I am not going to lie to you. This is definitely not the kind of book I would randomly read. To be quite honest, I wasn’t even aware of its existence until I found myself reading Patti Smith’s M Train and watching Ed Harris’ Pollock in the very same week. The title, A Season in Hell, was what caught my attention at first; then there was Patti Smith’s dedication to the author and the quote Lee Krasner (Marcia Gay Harden), Pollock’s wife, had on her wall.
This is definitely the kind of book that scares me; and yet I found myself buying a copy and reading it.
To whom shall I hire myself out? What beast should I adore? What holy image is attacked? What hearts shall I break? What lies should I uphold? In what blood tread?

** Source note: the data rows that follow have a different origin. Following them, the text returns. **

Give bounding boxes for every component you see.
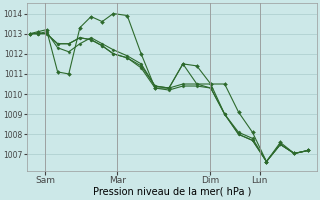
X-axis label: Pression niveau de la mer( hPa ): Pression niveau de la mer( hPa ) [92,187,251,197]
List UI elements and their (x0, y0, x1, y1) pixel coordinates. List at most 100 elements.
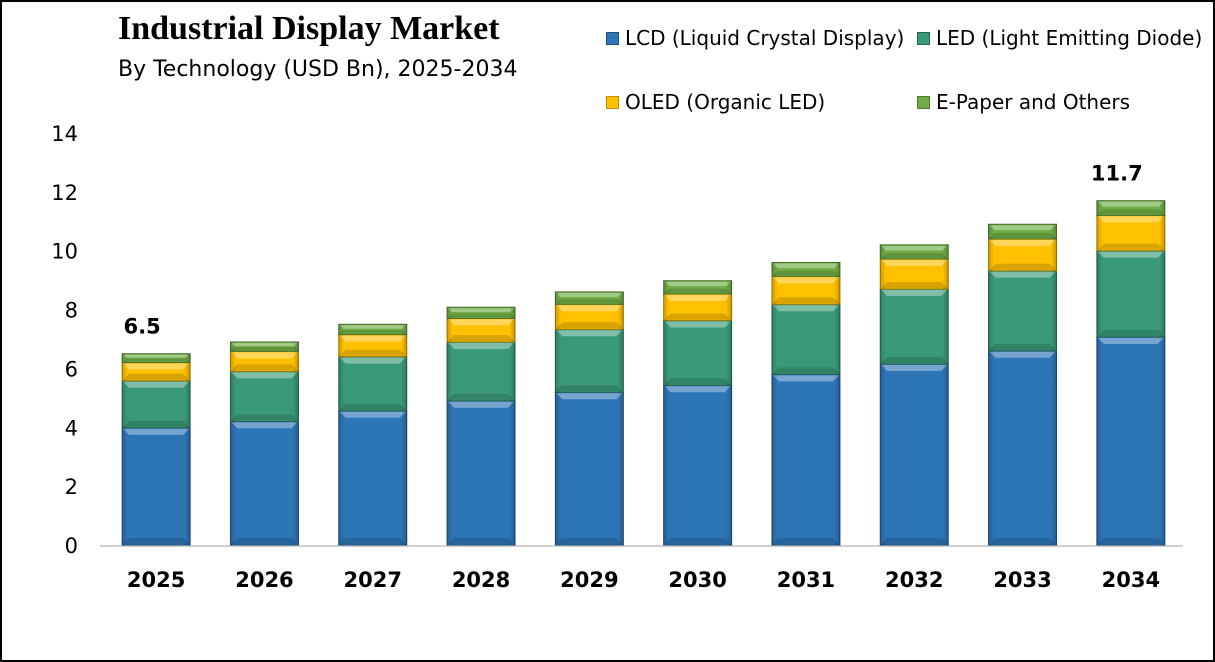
bar-segment-led (338, 356, 408, 412)
bar-stack-2028 (446, 306, 516, 546)
bar-segment-lcd (988, 350, 1058, 546)
x-tick-label: 2031 (777, 568, 835, 592)
led-swatch-icon (917, 31, 930, 45)
bar-segment-shade (230, 421, 299, 545)
legend-label-oled: OLED (Organic LED) (625, 90, 826, 114)
x-tick-label: 2028 (452, 568, 510, 592)
bar-segment-shade (1096, 250, 1165, 337)
bar-stack-2025 (121, 353, 191, 546)
bar-segment-lcd (1096, 336, 1166, 546)
bar-segment-shade (555, 392, 624, 545)
bar-segment-led (771, 303, 841, 375)
x-tick-label: 2026 (235, 568, 293, 592)
bar-segment-shade (230, 341, 299, 352)
bar-segment-shade (771, 304, 840, 375)
bar-segment-shade (1096, 336, 1165, 545)
bar-segment-shade (988, 270, 1057, 351)
data-label-total: 11.7 (1091, 162, 1143, 186)
bar-segment-e-paper (663, 280, 733, 295)
y-tick-label: 10 (51, 240, 78, 264)
bar-segment-e-paper (879, 244, 949, 260)
bar-segment-e-paper (446, 306, 516, 319)
x-tick-label: 2030 (668, 568, 726, 592)
chart-subtitle: By Technology (USD Bn), 2025-2034 (118, 57, 518, 82)
bar-segment-shade (122, 427, 191, 545)
bar-segment-lcd (663, 384, 733, 546)
bar-segment-oled (988, 238, 1058, 272)
y-tick-label: 4 (65, 416, 78, 440)
bar-segment-led (879, 288, 949, 365)
x-axis: 2025 2026 2027 2028 2029 2030 2031 2032 2033 2034 (127, 568, 1160, 592)
bar-segment-lcd (338, 410, 408, 546)
bar-segment-shade (880, 244, 949, 259)
bar-segment-shade (880, 364, 949, 545)
bar-segment-shade (663, 280, 732, 294)
lcd-swatch-icon (606, 31, 619, 45)
bar-segment-shade (447, 307, 516, 319)
bar-segment-led (446, 341, 516, 402)
bar-segment-oled (121, 362, 191, 382)
bar-segment-shade (122, 353, 191, 363)
bar-stack-2027 (338, 323, 408, 546)
bar-segment-oled (338, 334, 408, 358)
bar-segment-lcd (229, 420, 299, 546)
bar-segment-oled (446, 317, 516, 343)
y-tick-label: 14 (51, 122, 78, 146)
bar-stack-2030 (663, 280, 733, 546)
legend-item-oled: OLED (Organic LED) (606, 90, 825, 114)
bar-segment-shade (663, 293, 732, 321)
bar-segment-shade (230, 371, 299, 422)
bar-segment-oled (1096, 214, 1166, 252)
bar-segment-shade (447, 318, 516, 342)
bar-segment-shade (122, 380, 191, 428)
bar-segment-shade (663, 385, 732, 545)
y-tick-label: 0 (65, 534, 78, 558)
bar-segment-led (121, 380, 191, 429)
bar-segment-oled (771, 275, 841, 305)
x-tick-label: 2034 (1102, 568, 1160, 592)
bar-segment-shade (555, 304, 624, 330)
bar-stack-2029 (554, 291, 624, 546)
bar-segment-oled (229, 350, 299, 372)
bar-segment-shade (880, 288, 949, 365)
annotations: 6.5 11.7 (124, 162, 1143, 339)
bar-stack-2026 (229, 341, 299, 546)
bar-segment-shade (122, 362, 191, 381)
epaper-swatch-icon (917, 95, 930, 109)
bar-segment-lcd (121, 427, 191, 546)
bar-segment-led (554, 328, 624, 393)
bar-segment-shade (988, 350, 1057, 545)
bar-segment-shade (988, 224, 1057, 239)
x-tick-label: 2033 (993, 568, 1051, 592)
bar-segment-shade (338, 356, 407, 411)
bar-segment-e-paper (338, 323, 408, 336)
bar-segment-e-paper (771, 261, 841, 277)
x-tick-label: 2025 (127, 568, 185, 592)
y-tick-label: 8 (65, 299, 78, 323)
bar-segment-shade (555, 329, 624, 393)
bar-segment-oled (663, 293, 733, 321)
x-tick-label: 2027 (344, 568, 402, 592)
bar-segment-shade (771, 374, 840, 545)
legend-item-epaper: E-Paper and Others (917, 90, 1130, 114)
legend-label-epaper: E-Paper and Others (936, 90, 1131, 114)
bar-segment-led (1096, 250, 1166, 338)
bar-segment-lcd (446, 400, 516, 546)
data-label-total: 6.5 (124, 315, 161, 339)
bar-segment-e-paper (554, 291, 624, 305)
bar-segment-led (663, 319, 733, 386)
bar-segment-lcd (771, 373, 841, 546)
bar-segment-shade (230, 351, 299, 372)
bar-stack-2032 (879, 244, 949, 546)
y-tick-label: 12 (51, 181, 78, 205)
bar-segment-e-paper (229, 341, 299, 352)
x-tick-label: 2032 (885, 568, 943, 592)
x-tick-label: 2029 (560, 568, 618, 592)
bar-segment-shade (771, 276, 840, 305)
bar-segment-e-paper (1096, 200, 1166, 216)
bar-segment-shade (338, 410, 407, 545)
legend-label-led: LED (Light Emitting Diode) (936, 26, 1203, 50)
bar-segment-led (229, 370, 299, 422)
legend-item-lcd: LCD (Liquid Crystal Display) (606, 26, 904, 50)
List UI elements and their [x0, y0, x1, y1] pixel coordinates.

Rimbaud’s writing feels… restless. At first there seems to be a sort of chaos, like he has happened upon a world that sees contradictions as twins in the same womb, sharing one beating heart, instead of distant cousins. He seems to be drowning in an ocean of everything and nothing. You can almost hear his breathlessness, which seems tainted not by wonder, awe, but by adrenalin.
As someone who used to write things, I think I recognize the conflict. I would say that writing poetry is not something someone does lightly. Once you put something down, it truly feels like there’s no turning back, no deleting. What’s done is done. With Rimbaud, it’s as if he’s going through some sort of catharsis, like he has decided to write everything… and then be done with it for life. It’s fascinating how he seems to have gone through all this process before even reaching the age of twenty. And his writing! It’s quite extraordinary.
He made it twenty times, that lovers’ promise. It was as vain as when I said to him: ‘I understand you’.